Section 7 of the National Labor Relations Act (“NLRA”) protects employees who engage in concerted activity. Since the Atlantic Steel case in 1979, the National Labor Relations Board (“NLRB” or the “Board”) has applied a four-part test to determine whether that protection extends to offensive language, often times finding offensive speech to be protected on the basis that Section 7 permits a wide range of oral and written communication in order to promote the open debate between labor and management in the collective bargaining process. Atlantic Steel Co., 245 NLRB 814. For example, during the Obama administration, the Board protected speech by employees who had engaged in profanity-laced outbursts during a meeting with a supervisor (Plaza Auto Center, 360 NLRB No. 117 (2014)), posted on Facebook a profane attack against a supervisor (Pier Sixty, LLC, 362 NLRB No. 505, enforced 855 F.3d 115 (2d Cir. 2017), and directed racist insults at replacement workers during a strike. Cooper Tire, 363 NLRB No. 194 (2016), enforced 866 F.3d 885 (8th Cir. 2017).

The problem with protecting offensive speech under Section 7 of the NLRA is that sometimes that same speech may violate the protections afforded to other employees under the civil rights laws, which protect employees from being subjected to a hostile work environment and severe and pervasive racist, sexist and other rude comments regarding protected classifications. Thus, there may be a conflict and an employer may be caught in a Catch-22 when it terminates an employee for creating a hostile work environment and the employee files an unfair labor practice charge under the NLRA and is reinstated by the NLRB.

In General Motors LLC, Case Nos. 14-CA-197985 and 208242, that is exactly what happened when an administrative law judge held that GM unlawfully disciplined an employee who had directed a profane outburst at a supervisor during a discussion regarding overtime and then later played profane and racially charged music when the supervisor entered the room. Hence, on September 5, 2019, the Board invited briefing on the issue of whether “profane outbursts and offensive statements of a racial or sexual nature, made in the course of otherwise protected activity,” should lose their Section 7 protection; see also, extension of briefing schedule.

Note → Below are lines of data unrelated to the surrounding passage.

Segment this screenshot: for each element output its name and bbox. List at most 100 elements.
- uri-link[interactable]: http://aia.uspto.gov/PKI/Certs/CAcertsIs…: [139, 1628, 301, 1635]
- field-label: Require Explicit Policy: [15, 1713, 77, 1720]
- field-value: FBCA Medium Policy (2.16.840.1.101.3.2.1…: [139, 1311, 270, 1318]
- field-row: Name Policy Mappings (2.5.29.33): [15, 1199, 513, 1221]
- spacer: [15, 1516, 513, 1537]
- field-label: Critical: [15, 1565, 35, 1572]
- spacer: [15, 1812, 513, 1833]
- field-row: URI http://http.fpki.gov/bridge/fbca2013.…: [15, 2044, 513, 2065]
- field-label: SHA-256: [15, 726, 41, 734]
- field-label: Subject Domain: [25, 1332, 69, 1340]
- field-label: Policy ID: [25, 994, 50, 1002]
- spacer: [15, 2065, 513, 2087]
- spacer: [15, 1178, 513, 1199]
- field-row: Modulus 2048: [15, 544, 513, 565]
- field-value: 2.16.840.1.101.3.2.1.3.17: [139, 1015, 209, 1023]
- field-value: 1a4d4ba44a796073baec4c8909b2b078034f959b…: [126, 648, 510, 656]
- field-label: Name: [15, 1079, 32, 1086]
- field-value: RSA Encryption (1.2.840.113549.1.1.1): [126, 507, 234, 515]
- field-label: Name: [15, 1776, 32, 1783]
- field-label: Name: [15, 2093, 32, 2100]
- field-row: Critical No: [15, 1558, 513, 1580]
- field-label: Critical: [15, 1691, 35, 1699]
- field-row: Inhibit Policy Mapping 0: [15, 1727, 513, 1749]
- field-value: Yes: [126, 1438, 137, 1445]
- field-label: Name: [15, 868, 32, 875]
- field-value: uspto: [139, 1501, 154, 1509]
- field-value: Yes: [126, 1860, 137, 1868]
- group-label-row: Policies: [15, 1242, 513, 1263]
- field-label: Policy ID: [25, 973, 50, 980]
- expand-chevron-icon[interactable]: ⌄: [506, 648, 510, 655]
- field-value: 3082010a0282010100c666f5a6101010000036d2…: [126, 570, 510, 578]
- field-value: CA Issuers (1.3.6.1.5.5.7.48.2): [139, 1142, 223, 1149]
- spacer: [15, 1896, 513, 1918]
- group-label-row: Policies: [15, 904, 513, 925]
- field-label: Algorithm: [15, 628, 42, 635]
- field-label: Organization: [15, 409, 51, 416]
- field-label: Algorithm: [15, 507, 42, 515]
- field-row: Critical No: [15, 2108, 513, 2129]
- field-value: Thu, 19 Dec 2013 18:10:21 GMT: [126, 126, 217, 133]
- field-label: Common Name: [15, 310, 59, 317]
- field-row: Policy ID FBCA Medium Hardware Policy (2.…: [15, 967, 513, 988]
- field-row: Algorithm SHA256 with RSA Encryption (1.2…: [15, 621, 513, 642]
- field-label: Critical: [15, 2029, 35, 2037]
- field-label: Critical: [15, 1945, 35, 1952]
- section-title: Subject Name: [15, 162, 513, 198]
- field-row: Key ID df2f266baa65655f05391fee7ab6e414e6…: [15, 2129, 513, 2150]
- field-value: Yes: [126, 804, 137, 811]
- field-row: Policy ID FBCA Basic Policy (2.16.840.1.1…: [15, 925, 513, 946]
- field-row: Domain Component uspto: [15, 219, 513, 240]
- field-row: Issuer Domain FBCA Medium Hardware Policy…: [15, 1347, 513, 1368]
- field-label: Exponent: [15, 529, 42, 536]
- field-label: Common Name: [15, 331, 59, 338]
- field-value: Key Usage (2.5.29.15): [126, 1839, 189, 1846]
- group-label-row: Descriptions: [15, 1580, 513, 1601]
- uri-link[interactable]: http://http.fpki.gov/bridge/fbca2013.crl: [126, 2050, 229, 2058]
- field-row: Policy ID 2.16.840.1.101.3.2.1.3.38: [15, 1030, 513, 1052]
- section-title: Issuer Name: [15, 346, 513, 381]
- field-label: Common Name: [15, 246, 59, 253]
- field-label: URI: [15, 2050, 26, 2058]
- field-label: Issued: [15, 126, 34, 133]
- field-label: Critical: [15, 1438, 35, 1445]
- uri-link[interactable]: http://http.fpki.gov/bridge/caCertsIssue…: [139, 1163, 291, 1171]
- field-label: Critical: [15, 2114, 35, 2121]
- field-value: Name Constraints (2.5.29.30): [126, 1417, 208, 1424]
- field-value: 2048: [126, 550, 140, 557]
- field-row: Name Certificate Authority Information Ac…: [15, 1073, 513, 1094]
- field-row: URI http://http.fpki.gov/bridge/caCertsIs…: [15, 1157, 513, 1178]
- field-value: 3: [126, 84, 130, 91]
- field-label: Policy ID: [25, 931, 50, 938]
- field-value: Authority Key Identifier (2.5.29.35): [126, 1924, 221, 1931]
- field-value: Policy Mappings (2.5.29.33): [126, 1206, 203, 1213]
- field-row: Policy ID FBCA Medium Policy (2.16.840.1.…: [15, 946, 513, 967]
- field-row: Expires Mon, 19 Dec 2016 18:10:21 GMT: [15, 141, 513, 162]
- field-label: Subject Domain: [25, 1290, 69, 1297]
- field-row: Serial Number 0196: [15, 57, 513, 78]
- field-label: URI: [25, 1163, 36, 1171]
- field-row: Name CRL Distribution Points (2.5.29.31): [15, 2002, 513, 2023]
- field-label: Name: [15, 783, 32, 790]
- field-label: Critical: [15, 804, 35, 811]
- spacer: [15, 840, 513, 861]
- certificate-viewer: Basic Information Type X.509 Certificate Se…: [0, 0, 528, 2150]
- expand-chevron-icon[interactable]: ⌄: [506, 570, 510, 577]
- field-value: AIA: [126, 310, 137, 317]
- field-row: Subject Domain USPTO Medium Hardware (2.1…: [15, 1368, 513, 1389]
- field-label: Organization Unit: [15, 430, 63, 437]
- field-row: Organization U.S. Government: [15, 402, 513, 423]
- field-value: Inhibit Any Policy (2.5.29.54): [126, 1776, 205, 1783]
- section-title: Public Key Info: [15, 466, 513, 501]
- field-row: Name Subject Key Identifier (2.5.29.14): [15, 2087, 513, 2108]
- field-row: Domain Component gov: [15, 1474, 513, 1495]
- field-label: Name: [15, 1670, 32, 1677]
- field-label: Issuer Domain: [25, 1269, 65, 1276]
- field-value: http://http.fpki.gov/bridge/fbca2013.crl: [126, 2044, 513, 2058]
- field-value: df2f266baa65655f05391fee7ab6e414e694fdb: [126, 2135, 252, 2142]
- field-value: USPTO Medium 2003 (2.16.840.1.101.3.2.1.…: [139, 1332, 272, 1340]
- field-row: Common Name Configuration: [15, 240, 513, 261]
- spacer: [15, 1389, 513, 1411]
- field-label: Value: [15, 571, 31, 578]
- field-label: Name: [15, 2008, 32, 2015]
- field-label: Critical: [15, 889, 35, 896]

Briefs have been filed by the U.S. Equal Employment Opportunity Commission (“EEOC”) and several management and labor groups. EEOC and management groups are citing the conflict between the NLRA and civil rights laws and how they affect diversity and inclusion efforts, as well as arguing that employees do not need to use offensive statements in order to exercise their Section 7 rights and that employers need to be able to take corrective action to stop harassing conduct in the workplace. Labor groups argue that the alleged offensive comments are only offensive to members of management and not the offending employees’ co-workers, and that the comments are sporadic and not pervasive.

A decision is not expected until later next year. In the meantime, employers should be careful when considering disciplinary action against an employee for the use of profane or offensive language where the employee has arguably engaged in concerted activity while doing so.